OP, I am very sorry you are having such a stressful wedding. I will share some wisdom I have gained from 14 years of awesome marriage, amazing, soul-shaking marriage, and hope you take it to heart.
Over the years, we have been to many, many weddings. Most of those people did not last. You will if you remember a few things.
First, that a wedding is just a party, not representative of your marriage. At my wedding, we had many "issues." An uninvited guest, a heroin addict who had been repeatedly rude to me and had stolen from me numerous times, showed up. She passed out in our hotel room--how she got there we will never know--and left her "gear" down at the party. We were glad we were the ones who found it and promptly hit a dumpster...not my wedding night fantasy.
I never would have imagined this, but these days, she is many years clean and sober and a really great mom and actually a good friend to me. You can't always tell people's by their actions because we all make mistakes, often selfish ones. Admit it; you've made mistakes...granted not as bad as that chick, but ones you would take back.
Additionally, I was left alone in my room with no hairbrush...I had to do my wedding hair with a comb. I told myself it was my fault I encouraged my friends to drink and make merry and that if I felt sorry for myself or got peeved with everyone for "messing up" my wedding, I would be mad at people who came there to celebrate my new family.
If that wasn't bad enough, our photographer went to the wrong place...my hubs drew up a bunk map. Oops! No wedding photos.
I sent my brother, my man-of-honor, downstairs before the ceremony began, accidentally beginning the ceremony twice. He was super embarrassed.
Everyone got too trashed, even my groom (our bachelor parties were pretty wild, too--it's good I am laid back!). When I look back on our wedding, I only think about the amazingness of marrying my number one booty call.
My point is that absolutely things will go wrong, and people will be jerks. Don't be surprised; plan on it and have a laugh at how dumb people are, then move past it and have fun.
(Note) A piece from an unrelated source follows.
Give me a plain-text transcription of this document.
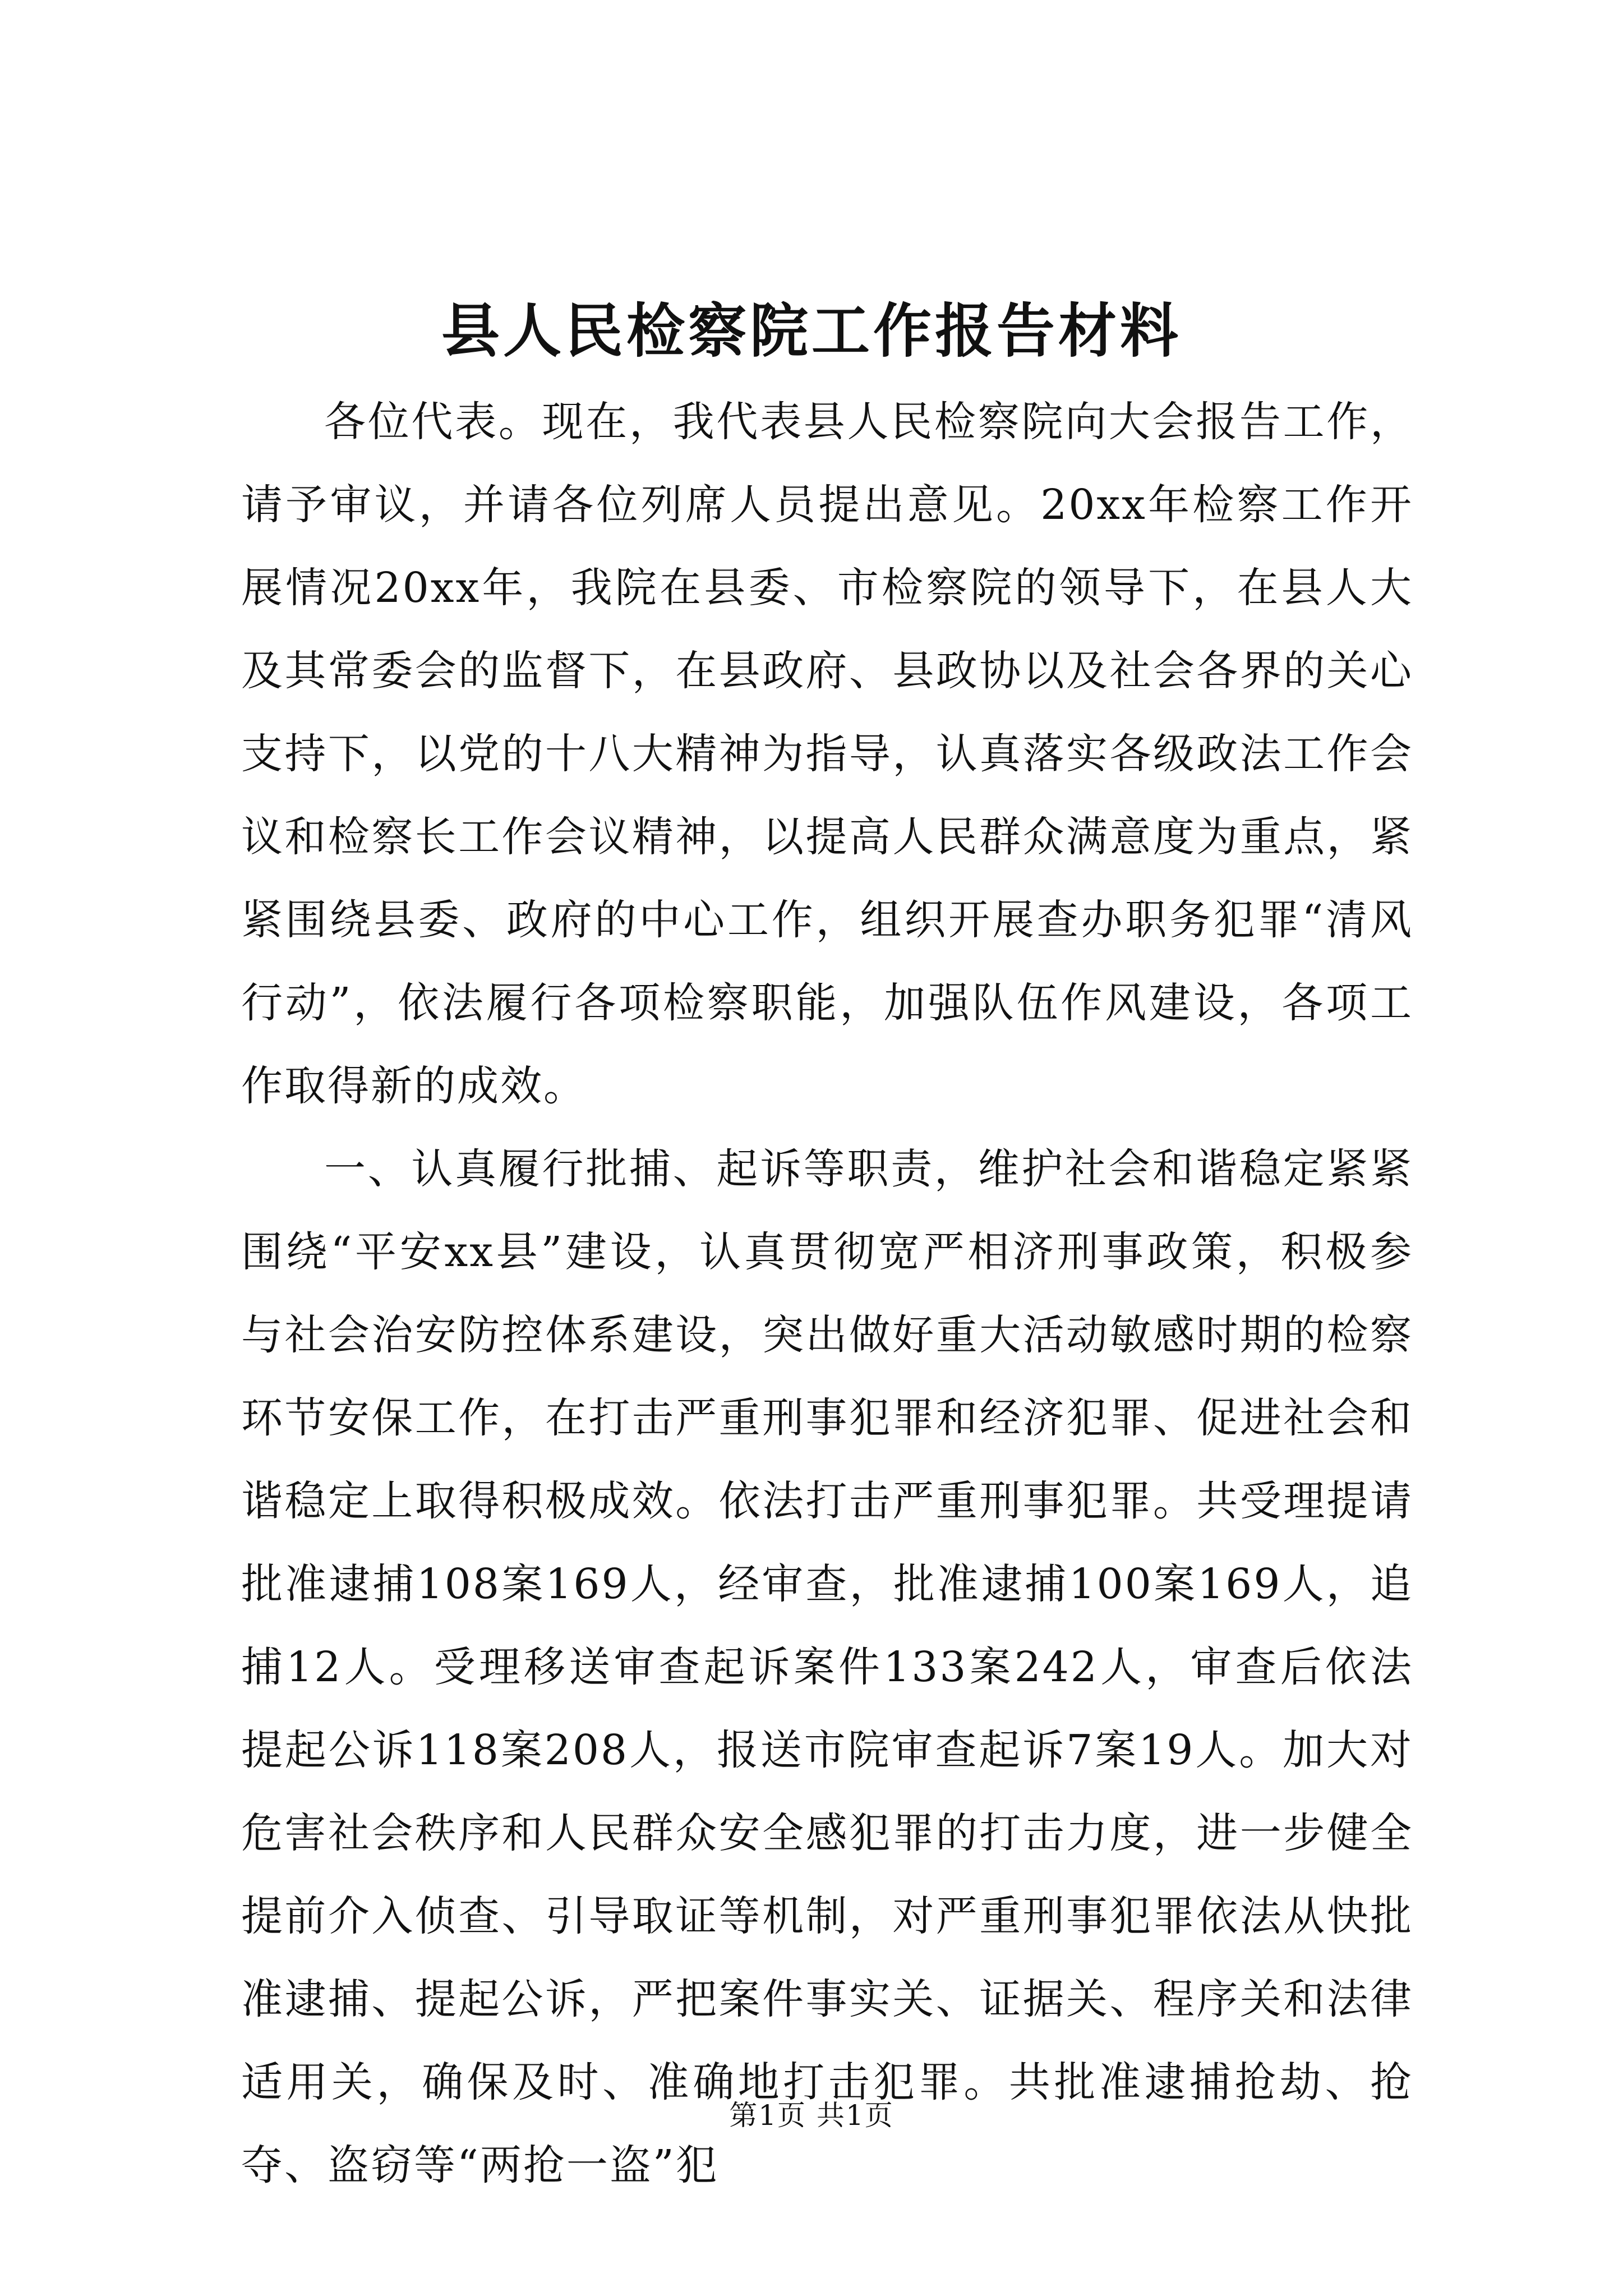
县人民检察院工作报告材料

各位代表。现在，我代表县人民检察院向大会报告工作，请予审议，并请各位列席人员提出意见。20xx年检察工作开展情况20xx年，我院在县委、市检察院的领导下，在县人大及其常委会的监督下，在县政府、县政协以及社会各界的关心支持下，以党的十八大精神为指导，认真落实各级政法工作会议和检察长工作会议精神，以提高人民群众满意度为重点，紧紧围绕县委、政府的中心工作，组织开展查办职务犯罪“清风行动”，依法履行各项检察职能，加强队伍作风建设，各项工作取得新的成效。

一、认真履行批捕、起诉等职责，维护社会和谐稳定紧紧围绕“平安xx县”建设，认真贯彻宽严相济刑事政策，积极参与社会治安防控体系建设，突出做好重大活动敏感时期的检察环节安保工作，在打击严重刑事犯罪和经济犯罪、促进社会和谐稳定上取得积极成效。依法打击严重刑事犯罪。共受理提请批准逮捕108案169人，经审查，批准逮捕100案169人，追捕12人。受理移送审查起诉案件133案242人，审查后依法提起公诉118案208人，报送市院审查起诉7案19人。加大对危害社会秩序和人民群众安全感犯罪的打击力度，进一步健全提前介入侦查、引导取证等机制，对严重刑事犯罪依法从快批准逮捕、提起公诉，严把案件事实关、证据关、程序关和法律适用关，确保及时、准确地打击犯罪。共批准逮捕抢劫、抢夺、盗窃等“两抢一盗”犯

第1页 共1页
Several years ago I was in a wedding party where the bride tripped out because the groom (who was visually impaired) was taken to a strip club. Strippers aren't allowed to touch their guests, and the groom had no say in this, but the bride almost called off the wedding. It was a great indicator of things to come in their marriage. Drama and fighting, all the way. Divorce talk comes around more often than Christmas.
I don't know how many weddings I have been to like this, but we've outlasted a lot of other couples. I really have come to believe that how a couple copes with wedding anxiety directly correlates to how they will cope with their life together.
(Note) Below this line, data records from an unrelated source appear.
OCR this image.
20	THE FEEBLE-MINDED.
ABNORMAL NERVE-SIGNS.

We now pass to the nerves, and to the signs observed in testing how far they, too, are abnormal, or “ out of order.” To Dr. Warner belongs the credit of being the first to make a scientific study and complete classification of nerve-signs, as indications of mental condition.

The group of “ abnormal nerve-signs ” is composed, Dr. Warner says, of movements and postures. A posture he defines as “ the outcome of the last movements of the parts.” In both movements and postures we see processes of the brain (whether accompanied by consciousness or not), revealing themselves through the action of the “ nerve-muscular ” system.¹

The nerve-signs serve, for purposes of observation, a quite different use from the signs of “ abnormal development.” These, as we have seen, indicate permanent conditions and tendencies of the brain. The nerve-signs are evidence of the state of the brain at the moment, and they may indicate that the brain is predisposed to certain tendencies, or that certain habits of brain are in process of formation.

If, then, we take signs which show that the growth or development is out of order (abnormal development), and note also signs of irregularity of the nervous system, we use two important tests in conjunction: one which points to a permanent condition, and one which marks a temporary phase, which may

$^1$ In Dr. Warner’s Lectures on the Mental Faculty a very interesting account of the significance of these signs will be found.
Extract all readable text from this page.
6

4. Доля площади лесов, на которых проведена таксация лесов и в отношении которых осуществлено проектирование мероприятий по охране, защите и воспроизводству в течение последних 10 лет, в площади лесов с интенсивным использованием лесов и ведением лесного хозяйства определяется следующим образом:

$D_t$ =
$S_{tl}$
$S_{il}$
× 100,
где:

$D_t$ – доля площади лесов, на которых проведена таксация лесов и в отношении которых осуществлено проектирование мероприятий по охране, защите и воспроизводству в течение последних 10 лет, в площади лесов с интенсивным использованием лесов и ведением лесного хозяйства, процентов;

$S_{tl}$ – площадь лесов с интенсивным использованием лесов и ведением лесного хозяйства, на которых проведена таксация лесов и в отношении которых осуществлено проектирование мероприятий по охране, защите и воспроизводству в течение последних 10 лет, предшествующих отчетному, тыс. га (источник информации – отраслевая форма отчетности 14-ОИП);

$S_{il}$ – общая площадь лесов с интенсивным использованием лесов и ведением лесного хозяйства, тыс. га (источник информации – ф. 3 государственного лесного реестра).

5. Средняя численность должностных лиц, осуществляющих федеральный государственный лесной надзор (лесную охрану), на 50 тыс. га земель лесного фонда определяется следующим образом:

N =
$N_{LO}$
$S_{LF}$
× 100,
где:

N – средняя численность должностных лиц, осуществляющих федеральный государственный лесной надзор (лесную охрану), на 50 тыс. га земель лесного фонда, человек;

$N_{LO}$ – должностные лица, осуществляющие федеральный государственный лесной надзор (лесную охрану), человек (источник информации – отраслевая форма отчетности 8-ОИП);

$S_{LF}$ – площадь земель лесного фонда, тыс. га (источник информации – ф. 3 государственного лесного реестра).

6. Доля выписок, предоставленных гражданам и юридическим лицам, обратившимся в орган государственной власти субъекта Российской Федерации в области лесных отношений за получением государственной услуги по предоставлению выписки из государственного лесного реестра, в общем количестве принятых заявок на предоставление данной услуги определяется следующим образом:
Don't be those people. I guarantee you that if you react to problems with your husband's friends or his friends' wives, he will grow to resent you. The first thing these men do when they split with their wives is go back to hanging with their old friends.
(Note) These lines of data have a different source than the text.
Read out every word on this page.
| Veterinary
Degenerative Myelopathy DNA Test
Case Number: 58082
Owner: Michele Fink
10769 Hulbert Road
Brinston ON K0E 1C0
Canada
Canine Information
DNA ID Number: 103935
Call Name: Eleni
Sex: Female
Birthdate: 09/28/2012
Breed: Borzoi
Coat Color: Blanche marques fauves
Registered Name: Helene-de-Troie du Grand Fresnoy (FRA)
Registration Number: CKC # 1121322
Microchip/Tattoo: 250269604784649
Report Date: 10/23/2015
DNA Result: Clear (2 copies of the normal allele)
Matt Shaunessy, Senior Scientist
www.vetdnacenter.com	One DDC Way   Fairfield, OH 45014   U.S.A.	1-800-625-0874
I am being so blunt because it's so important. You seem like a great girl who just really loves her future hubs and wants it all to go smoothly, and you want to keep drama at a minimum. Yes, you made a mistake inviting those girls to be in the wedding party, but just as marriage is unconditional, so should be your relationships, even the ones that aren't friendships but just relationships of requirement. When you marry him, you are taking the whole package...that includes his friends and his friends' girls. If you don't learn to smile and be cordial (you don't have to like them and you don't have to be fake, just minimalistic), there will be angst in your relationship, even if you can't sense it. If you start trashing his friends to him, or worse yet, giving him ultimatums about them, I promise it will damage your relationship. No question.
Look at it this way: these girls don't know you. They don't know how fly you are. All they see is the super-stressed girl who let it get her down. And yeah, you can be hit with mono, dress problems, etc., and still roll with the punches, but I don't blame you for not. We are all human.
Finally, it is stressful to be in a wedding party, even if your responsibilities are a minimum. These ladies were absorbing your energy in the process of trying to forge a new relationship with you, and that energy became negative. Not your fault, but you can't blame them for reacting. If you want to control everything your acquaintances say, it's never going to happen and you will start to get paranoid. We all blow off steam. It's the guy's fault for being a dumbie and emailing it to the wrong person. You really can't even blame him for getting upset. My hubs was just in a wedding party this week that cost us 200 dollars for the ugly tux, another 100 for the bachelor party, and incidentals, and the bride publicly went off on facebook about how everything was going wrong. It felt ungrateful, and though we love her and the groom, we def. vented about it.
Show your character as an awesome woman; show your husband you are a wife to be proud of and handle it with grace and charisma. Turn the other cheek. Accept his friends...the whole package. You will add years of trust to your marriage. Tell these people you understand they didn't mean to hurt you and although they won't be in the wedding party, you do want to get to know them...a fresh start.
You don't have to like them to accept them. I wish more people understood that...marriage is about compromise, and not just about Chinese food or tacos.
Do this, and you can give those gifts to your homies with your head held high, knowing you have done your part to make things right with these friends of your hub. If they continue to trash talk, see them only at parties. Don't go out of your way, still smile and be polite, but eventually you will all probably get past it. And know if you have tried your best, it's not you, it's them.
Good luck, and I hope you have a wonderful wedding.